“Through her Spanish temperament, her French education and her sympathy for Germany, she combines characteristics of differen nationalities in a way that one cannot identify her with a single country. Arts are the fatherland she chose and loves.” It strikes me again how generously Franz Liszt praised female composers of his time and how much he tried to promote their careers. Pauline Viardot-Garcia is the name of the composer that Liszt had in mind when he wrote these lines. She lived between 1821 and 1910 and she worked as a mezzo-soprano opera singer, a pianist, a composer, a music teacher, an editor and a painter, in short, she had multiple talents and of course her career as a composer is of interest to us today.
In 1867 she published a set of six most charming pieces for violin and piano under the title “Six Morceaux” (Six pieces); they were dedicated to her son Paul. The work has been attributed the catalogue number VWV 3003, the catalogue being itself a work in progress, coordinated by the Hochschule für Musik und Theater in Hamburg. The six pieces are called Romance, Bohémienne, Berceuse, Mazourke, Vieille Chanson and Tarantelle. The six pieces are by no means overly sophisticated or ambitious compositions. They stand in the tradition of the “musique de salon”, short, entertaining piece to be performed in the intimate circle of friends or relatives, the “salons” (living rooms) of the Paris society.

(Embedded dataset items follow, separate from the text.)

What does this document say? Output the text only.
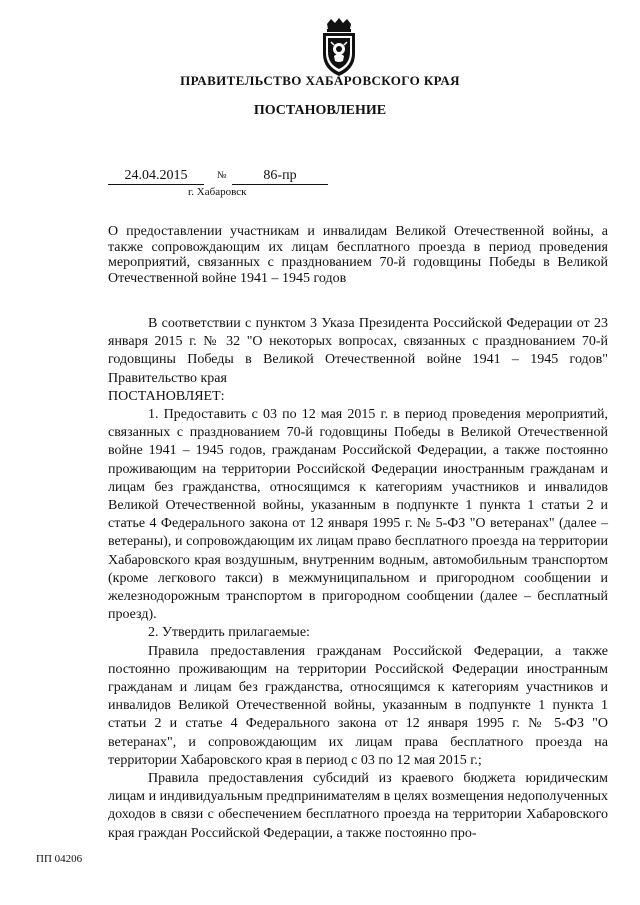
ПРАВИТЕЛЬСТВО ХАБАРОВСКОГО КРАЯ
ПОСТАНОВЛЕНИЕ
24.04.2015	№	86-пр
г. Хабаровск
О предоставлении участникам и инвалидам Великой Отечественной войны, а также сопровождающим их лицам бесплатного проезда в период проведения мероприятий, связанных с празднованием 70-й годовщины Победы в Великой Отечественной войне 1941 – 1945 годов

В соответствии с пунктом 3 Указа Президента Российской Федерации от 23 января 2015 г. № 32 "О некоторых вопросах, связанных с празднованием 70-й годовщины Победы в Великой Отечественной войне 1941 – 1945 годов" Правительство края

ПОСТАНОВЛЯЕТ:

1. Предоставить с 03 по 12 мая 2015 г. в период проведения мероприятий, связанных с празднованием 70-й годовщины Победы в Великой Отечественной войне 1941 – 1945 годов, гражданам Российской Федерации, а также постоянно проживающим на территории Российской Федерации иностранным гражданам и лицам без гражданства, относящимся к категориям участников и инвалидов Великой Отечественной войны, указанным в подпункте 1 пункта 1 статьи 2 и статье 4 Федерального закона от 12 января 1995 г. № 5-ФЗ "О ветеранах" (далее – ветераны), и сопровождающим их лицам право бесплатного проезда на территории Хабаровского края воздушным, внутренним водным, автомобильным транспортом (кроме легкового такси) в межмуниципальном и пригородном сообщении и железнодорожным транспортом в пригородном сообщении (далее – бесплатный проезд).

2. Утвердить прилагаемые:

Правила предоставления гражданам Российской Федерации, а также постоянно проживающим на территории Российской Федерации иностранным гражданам и лицам без гражданства, относящимся к категориям участников и инвалидов Великой Отечественной войны, указанным в подпункте 1 пункта 1 статьи 2 и статье 4 Федерального закона от 12 января 1995 г. № 5-ФЗ "О ветеранах", и сопровождающим их лицам права бесплатного проезда на территории Хабаровского края в период с 03 по 12 мая 2015 г.;

Правила предоставления субсидий из краевого бюджета юридическим лицам и индивидуальным предпринимателям в целях возмещения недополученных доходов в связи с обеспечением бесплатного проезда на территории Хабаровского края граждан Российской Федерации, а также постоянно про-

ПП 04206
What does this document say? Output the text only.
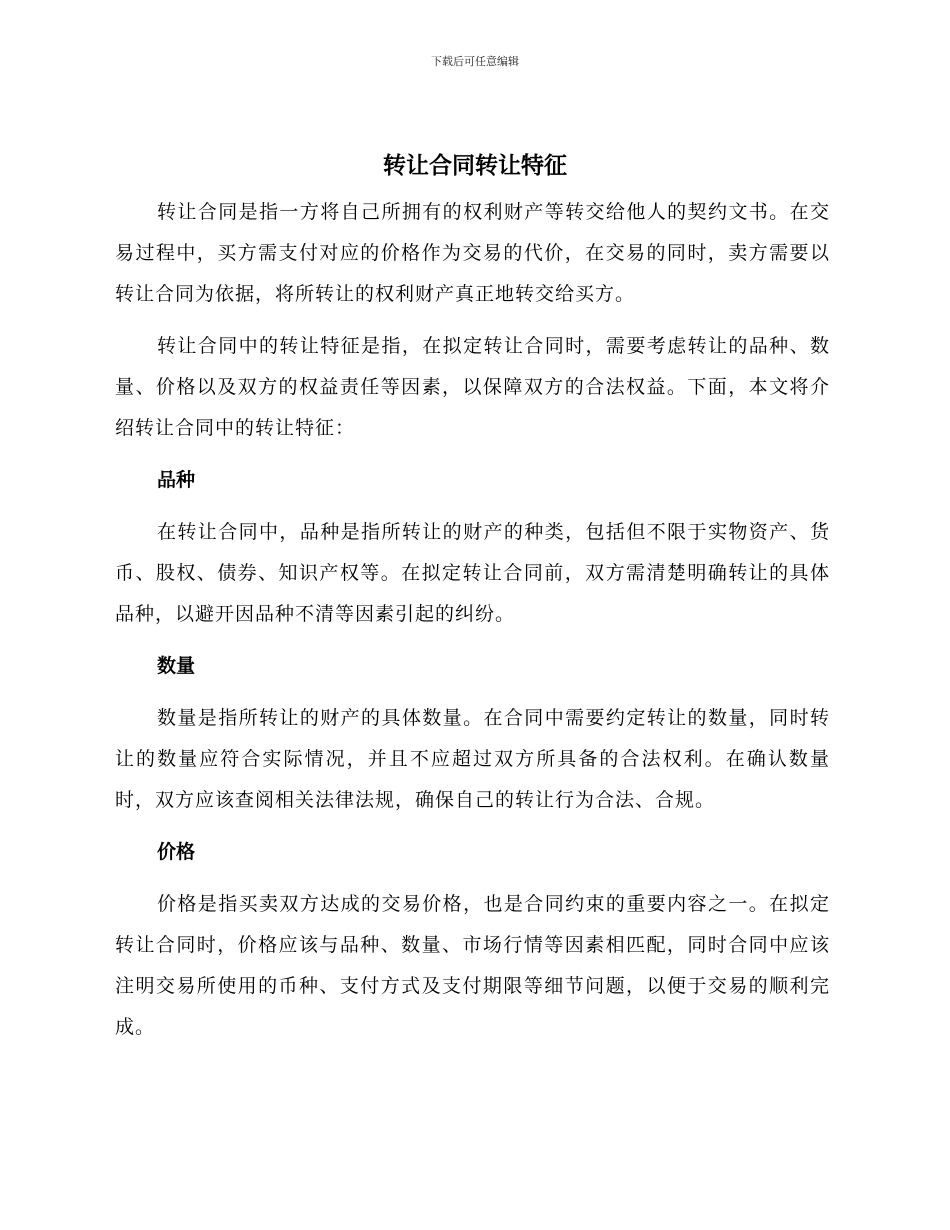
下载后可任意编辑
转让合同转让特征

转让合同是指一方将自己所拥有的权利财产等转交给他人的契约文书。在交易过程中，买方需支付对应的价格作为交易的代价，在交易的同时，卖方需要以转让合同为依据，将所转让的权利财产真正地转交给买方。

转让合同中的转让特征是指，在拟定转让合同时，需要考虑转让的品种、数量、价格以及双方的权益责任等因素，以保障双方的合法权益。下面，本文将介绍转让合同中的转让特征：

品种

在转让合同中，品种是指所转让的财产的种类，包括但不限于实物资产、货币、股权、债券、知识产权等。在拟定转让合同前，双方需清楚明确转让的具体品种，以避开因品种不清等因素引起的纠纷。

数量

数量是指所转让的财产的具体数量。在合同中需要约定转让的数量，同时转让的数量应符合实际情况，并且不应超过双方所具备的合法权利。在确认数量时，双方应该查阅相关法律法规，确保自己的转让行为合法、合规。

价格

价格是指买卖双方达成的交易价格，也是合同约束的重要内容之一。在拟定转让合同时，价格应该与品种、数量、市场行情等因素相匹配，同时合同中应该注明交易所使用的币种、支付方式及支付期限等细节问题，以便于交易的顺利完成。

The Spanish temperament becomes apparent in the “Bohémienne” which reminds me of Pablo Sarasate’s dances, and another piece I really like well, is the “Vieille Chanson” (Old Song). A little melancholy set to music, very much to the taste of the French ladies in the middle of the 19th century, well suited as the framework of a reading of let’s say poems by Théophile Gautier. The association with Gautier here is no coincidence. Berlioz was at times inspired by hos works and so was Viardot who set to music some of his poems. “Six Morceaux” has been recorded by Sara Chenal (violin) and Jean-Pierre Ferey (piano).
Songs and stage music
Viardot grew up in a family of musicians, she was a sister of the mezzo-soprano singer Maria Malibran who rose to fame through her appearance in Donizetti’s and Rossini’s operas. She was also a friend of Clara Wieck a student of Liszt. Viardot wrote more than 250 pieces, mainly songs for one or more voices, chamber music, piano solo works and stage music i.e. operettes which she directed herself. She celebrated her own stage debut in 1839 in the role of Desdemona in Rossini’s “Otello”. She ended her opera career in 1863 with the main part Orpheus in Gluck’s opera “Orphée”, rearranged by Hector Berlioz specifically to suit Viardot’s voice.
When she published the sonatas she lived in Baden-Baden, on the border between France and Germany. Her family had left Paris to escape the regime of Napoleon III and returned only after the end of the French-Prussian War in 1870/71 after a brief stint to London. Her latest composition goes back to 1906, a piano piece “Danse populaire espagnole”. She was 75 then and could look back on an important contribution to French music. Her career shows a number of things that did not seem evident at the time and do not seem evident to some in our days: Women can compose. Woman can compose a lot and be successful. Women can have an artistic career on their own without being dependent on a husband. Women can do anything that men can do.